Tunisia, un'altra "primavera" per gli islamisti

Proteste in molte città, scontri, circa 400 arresti. In Tunisia ricomincia un'altra rivolta esattamente sette anni dopo la fuga dell'allora presidente Ben Alì. E torna lo spettro del fondamentalismo: individuati diversi jihadisti tra i manifestanti, timori per il supporto di alcuni paesi del Golfo. Appelli all'Europa perché non ripeta l'errore del 2011, quando favorì le vittorie degli estremisti.
- GERMANIA: 30% IMMIGRATI PRONTI A COMBATTERE PER L'ISLAM, di Benedetta Frigerio

Incidenti in Tunisia

Ci risiamo, sette anni dopo. La Tunisia, mentre si avvicina la commemorazione del 14 Gennaio 2011 che vide la fuga di Ben Alì e di quella che venne chiamata la ''rivoluzione dei gelsomini'', torna ad infiammarsi. Proteste in molte città - fra cui anche quella di Sidi Bouzid da dove il suicidio dell'ambulante Bouazizi diede il via alle manifestazioni di allora -, scontri e arresti (si legge già oltre 400), ma soprattutto bui presagi sul Paese.

Perché se è vero che da allora le condizioni economiche di molti tunisini non sono molto migliorate nonostante la Tunisia sia in crescita, è altrettanto vero che disordini si registrano anche in alcune zone della capitale Tunisi e di altre città dove questo problema non c'è; e se sommiamo a questo dato anche l'allarme già scattato nell'intelligence tunisina e in quella di altri Paesi arabi su elementi jihadisti ed estremisti presenti nelle manifestazioni di protesta, fra cui alcuni già arrestati l'11 Gennaio, il panorama non è di quelli da sottovalutare.

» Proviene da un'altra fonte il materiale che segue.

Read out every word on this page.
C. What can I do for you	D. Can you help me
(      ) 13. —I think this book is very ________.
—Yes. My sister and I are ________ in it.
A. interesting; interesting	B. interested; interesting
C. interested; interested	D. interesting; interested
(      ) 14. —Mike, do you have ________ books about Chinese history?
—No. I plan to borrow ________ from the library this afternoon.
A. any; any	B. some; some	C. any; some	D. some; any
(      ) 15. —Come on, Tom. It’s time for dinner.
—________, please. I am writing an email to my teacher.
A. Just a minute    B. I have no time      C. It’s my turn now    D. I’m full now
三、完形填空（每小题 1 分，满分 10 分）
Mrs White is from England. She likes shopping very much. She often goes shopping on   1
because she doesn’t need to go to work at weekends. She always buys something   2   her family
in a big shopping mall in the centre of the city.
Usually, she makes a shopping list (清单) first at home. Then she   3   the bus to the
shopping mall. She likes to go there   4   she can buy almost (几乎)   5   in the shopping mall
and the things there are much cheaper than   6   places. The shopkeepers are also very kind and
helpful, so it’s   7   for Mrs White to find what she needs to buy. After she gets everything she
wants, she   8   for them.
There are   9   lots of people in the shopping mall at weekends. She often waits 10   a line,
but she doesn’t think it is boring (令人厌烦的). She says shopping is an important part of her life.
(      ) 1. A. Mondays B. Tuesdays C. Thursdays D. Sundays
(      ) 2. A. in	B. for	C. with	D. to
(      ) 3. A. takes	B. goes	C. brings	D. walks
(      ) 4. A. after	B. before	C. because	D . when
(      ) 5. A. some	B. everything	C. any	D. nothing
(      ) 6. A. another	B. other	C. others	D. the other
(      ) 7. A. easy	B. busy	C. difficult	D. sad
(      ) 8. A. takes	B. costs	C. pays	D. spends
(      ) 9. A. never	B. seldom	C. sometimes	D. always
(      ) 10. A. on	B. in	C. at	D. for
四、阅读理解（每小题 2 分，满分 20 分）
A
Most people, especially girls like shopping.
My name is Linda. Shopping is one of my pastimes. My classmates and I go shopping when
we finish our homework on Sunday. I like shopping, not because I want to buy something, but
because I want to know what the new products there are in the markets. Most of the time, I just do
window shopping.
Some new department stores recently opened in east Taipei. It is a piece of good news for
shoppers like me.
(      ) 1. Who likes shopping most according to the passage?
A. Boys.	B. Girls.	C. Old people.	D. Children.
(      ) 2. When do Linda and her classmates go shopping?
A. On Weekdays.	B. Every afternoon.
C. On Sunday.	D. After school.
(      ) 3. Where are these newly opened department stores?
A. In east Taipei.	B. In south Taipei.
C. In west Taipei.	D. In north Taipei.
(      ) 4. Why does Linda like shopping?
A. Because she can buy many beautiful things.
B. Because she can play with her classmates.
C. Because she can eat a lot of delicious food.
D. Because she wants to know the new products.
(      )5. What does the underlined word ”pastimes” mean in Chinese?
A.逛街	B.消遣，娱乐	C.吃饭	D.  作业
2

Perché il pericolo estremista non è mai scomparso dalla Tunisia, nonostante il partito Ennahda non sia riuscito a mantenere la posizione di preminenza emersa dalle prime elezioni post-rivoluzionarie e abbia ben presto perso consenso a favore dei laici di Nidaa Tounes; oggi il clima che si respira è molto simile a quello che si respirava allora e il sospetto che dietro alle proteste, o almeno ad alcune delle situazioni più calde ci possano essere proprio elementi legati ad Ennahda rischia di tramutarsi presto in realtà.

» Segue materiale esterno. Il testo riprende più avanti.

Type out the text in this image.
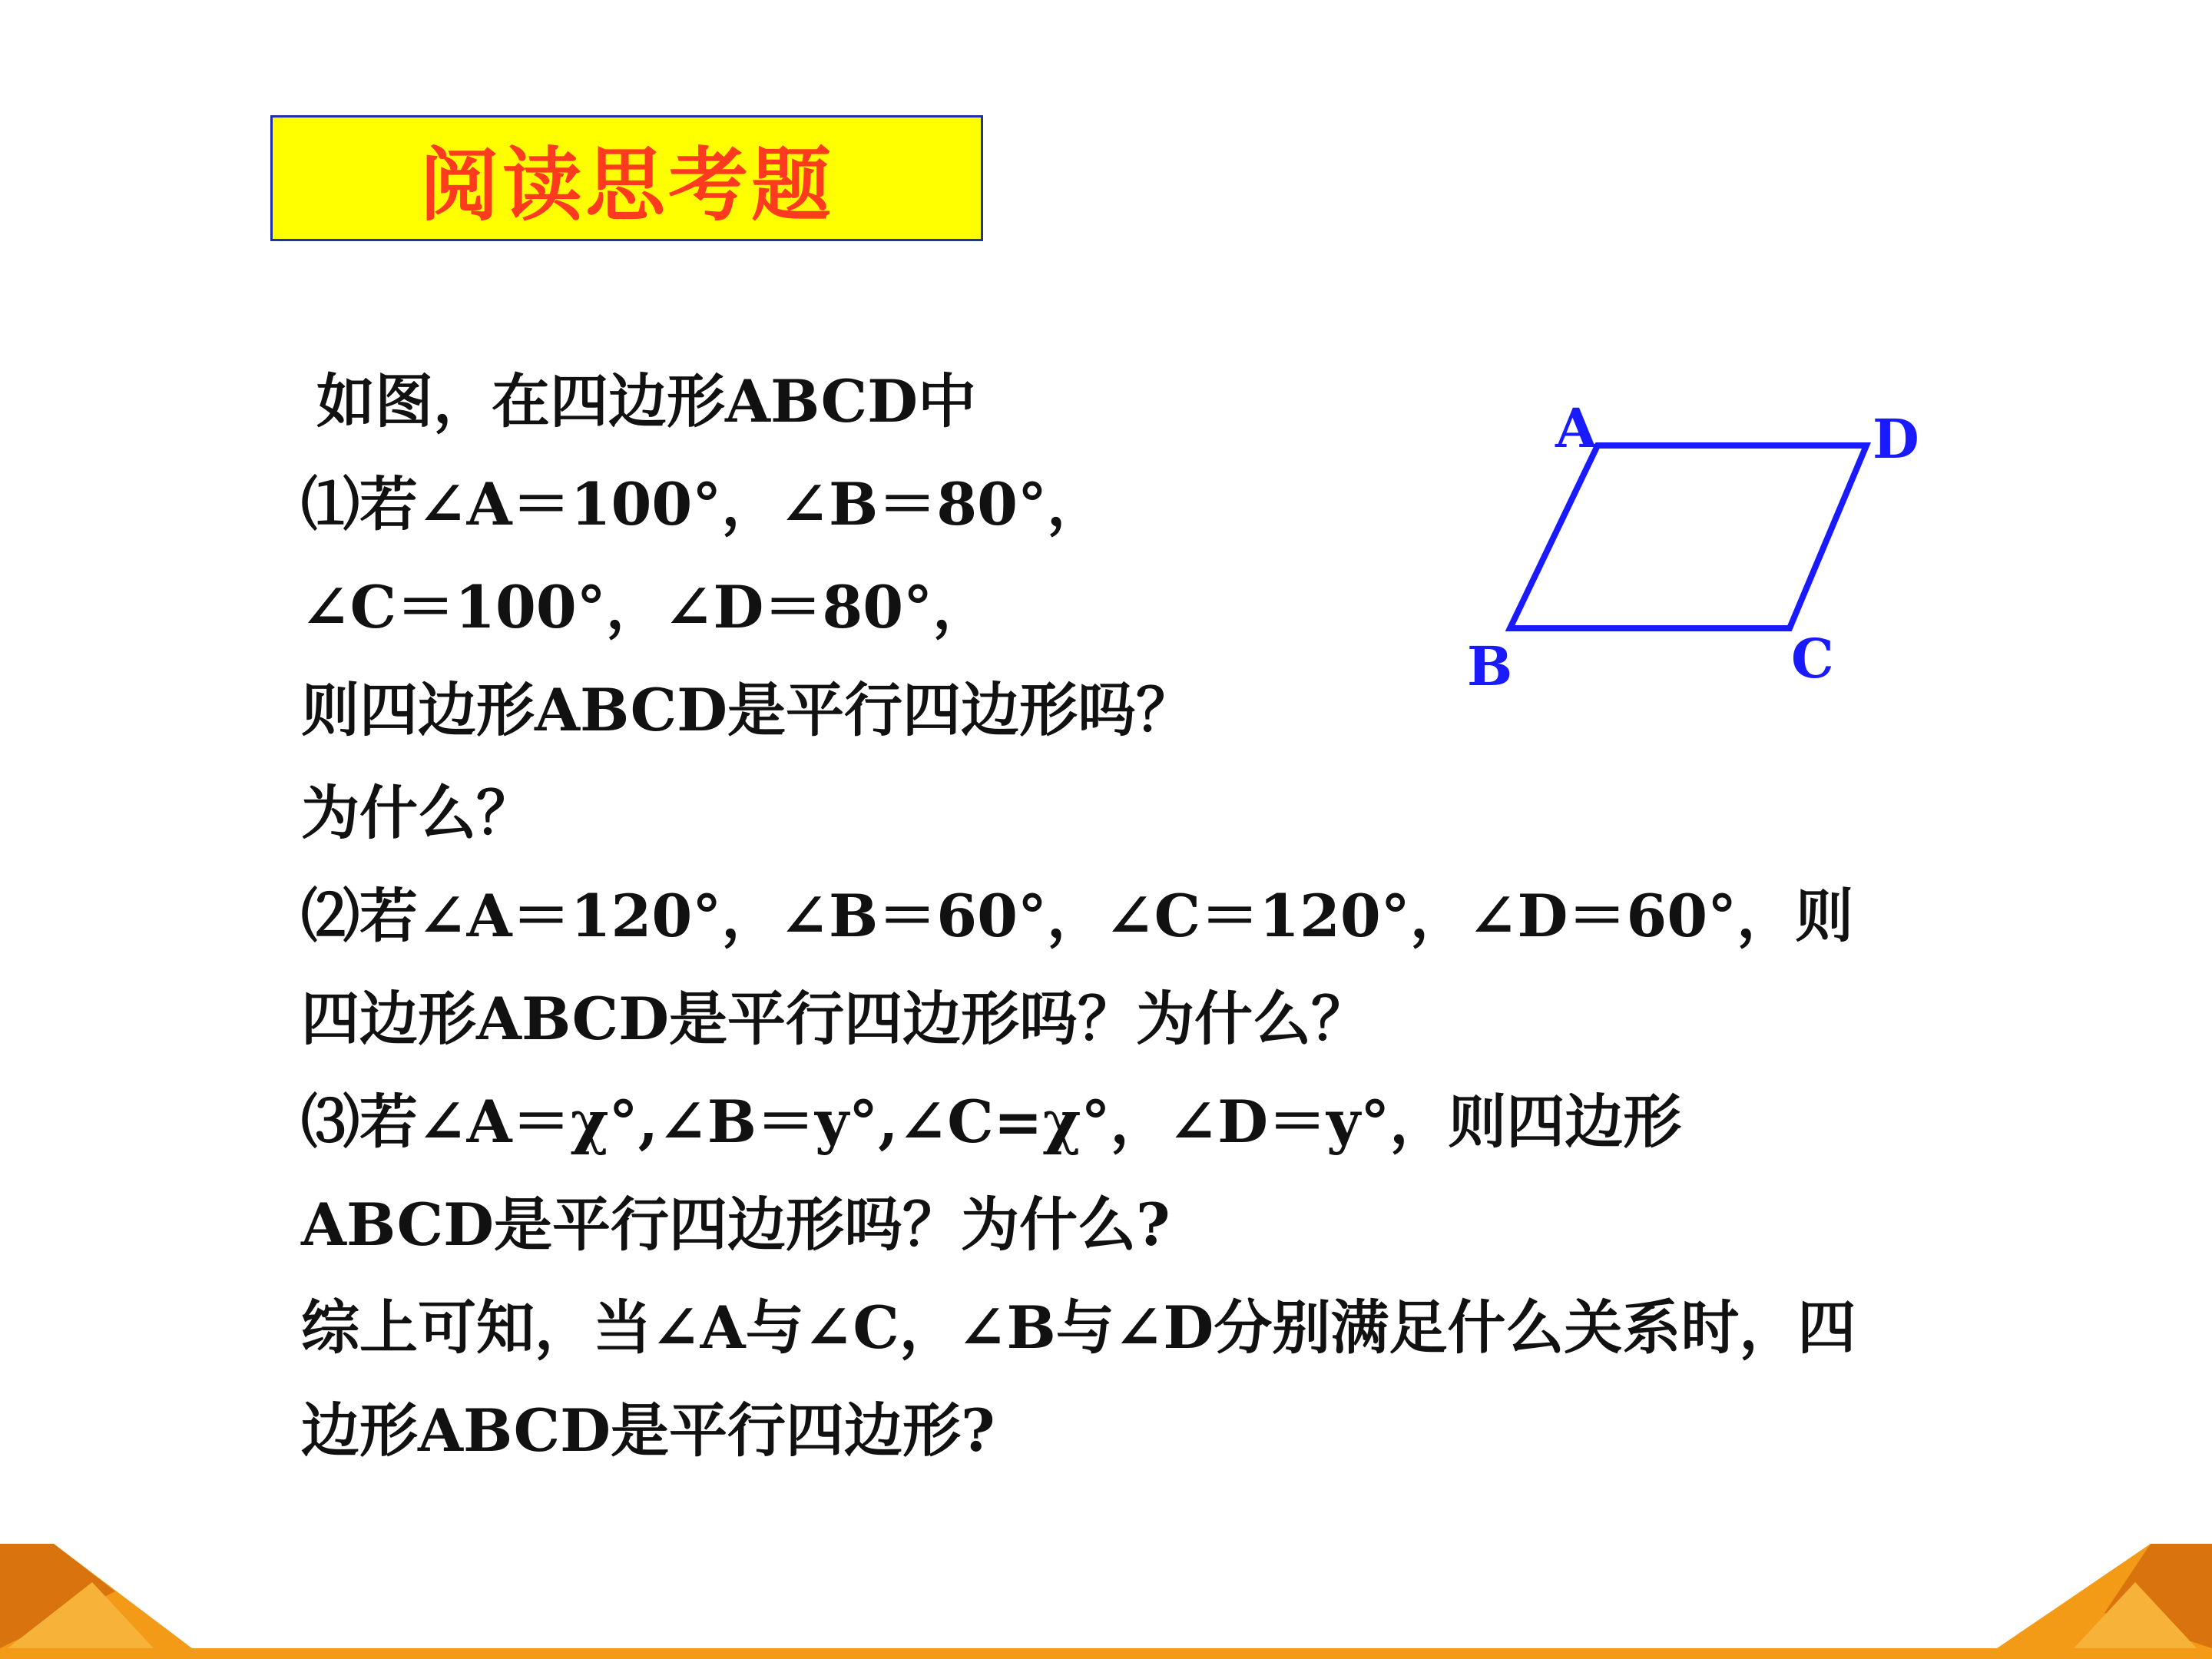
阅读思考题
如图，在四边形ABCD中
⑴若∠A＝100°，∠B＝80°，
∠C＝100°，∠D＝80°，
则四边形ABCD是平行四边形吗？
为什么？
⑵若∠A＝120°，∠B＝60°，∠C＝120°，∠D＝60°，则
四边形ABCD是平行四边形吗？为什么？
⑶若∠A＝χ°,∠B＝y°,∠C=χ°，∠D＝y°，则四边形
ABCD是平行四边形吗？为什么?
综上可知，当∠A与∠C，∠B与∠D分别满足什么关系时，四
边形ABCD是平行四边形?
A	D
B	C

Non sono pochi infatti i media tunisini, come Kapitalis.com per esempio, che in questo senso non hanno dubbi e lanciano l'allarme specialmente verso l'Occidente e l'Europa affinché non rimangano spettatori come fu nel 2011. O che, peggio, non si schierino come allora fecero Francia e Stati Uniti a favore di una protesta le cui redini vennero ben presto prese in mano dagli estremisti. Vedasi anche Egitto, Libia e Siria, tanto per non dimenticare. Teniamo poi a mente che la Tunisia va veloce verso le elezioni municipali, che si terranno quest'anno e che hanno sancito, così spiegano i media tunisini, una spaccatura se possibile ancora più pesante fra Nidaa Tounes e Ennahda, ormai poli totalmente opposti nella società tunisina.

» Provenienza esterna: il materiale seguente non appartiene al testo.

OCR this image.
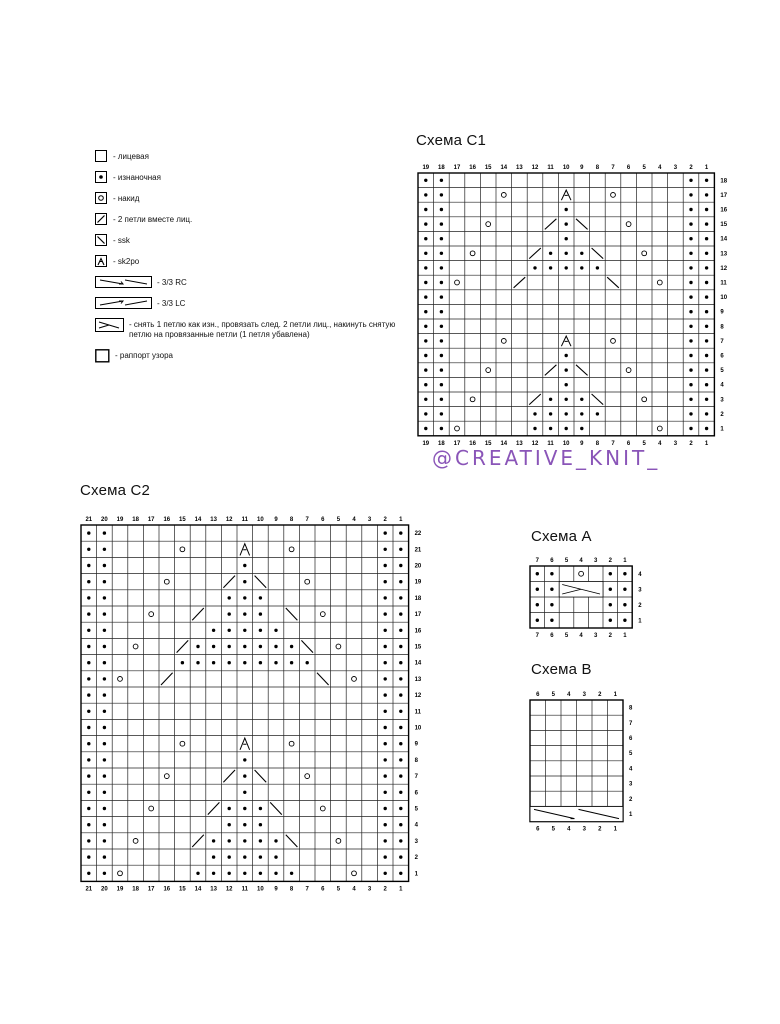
Схема С1
Схема С2
Схема А
Схема В
- лицевая
- изнаночная
- накид
- 2 петли вместе лиц.
- ssk
- sk2po
- 3/3 RC
- 3/3 LC
- снять 1 петлю как изн., провязать след. 2 петли лиц., накинуть снятую петлю на провязанные петли (1 петля убавлена)
- раппорт узора
1
1
2
2
3
3
4
4
5
5
6
6
7
7
8
8
9
9
10
10
11
11
12
12
13
13
14
14
15
15
16
16
17
17
18
18
19
19
1
2
3
4
5
6
7
8
9
10
11
12
13
14
15
16
17
18
1
1
2
2
3
3
4
4
5
5
6
6
7
7
8
8
9
9
10
10
11
11
12
12
13
13
14
14
15
15
16
16
17
17
18
18
19
19
20
20
21
21
1
2
3
4
5
6
7
8
9
10
11
12
13
14
15
16
17
18
19
20
21
22
1
1
2
2
3
3
4
4
5
5
6
6
7
7
1
2
3
4
1
1
2
2
3
3
4
4
5
5
6
6
1
2
3
4
5
6
7
8
@CREATIVE_KNIT_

Risulterebbe molto semplice per un partito come quello islamista, lo abbiamo visto nel 2011, organizzare delle proteste di piazza vista la capillare presenza sul territorio e le ampie fonti di sostegno, politico e specialmente finanziario di cui gode dall'Europa e da alcune realtà del Golfo. E magari dalla Turchia di Erdogan, con il quale la vicinanza ideologica è lampante e storicamente documentata. Dunque nulla di strano se le forze legate all'estremismo internazionale abbiano messo in campo un'altra ''primavera'', ripartendo sempre dallo stesso punto: il sospetto è che lo capiremo presto. La rete non tradisce e non ci sarebbe da stupirsi se dovessimo vedere a breve dei predicatori salafiti nelle strade a capeggiare le proteste con le loro fatwe contro donne libere e laici dissidenti. Sarebbe un film già visto. Come il silenzio-assenso occidentale del resto.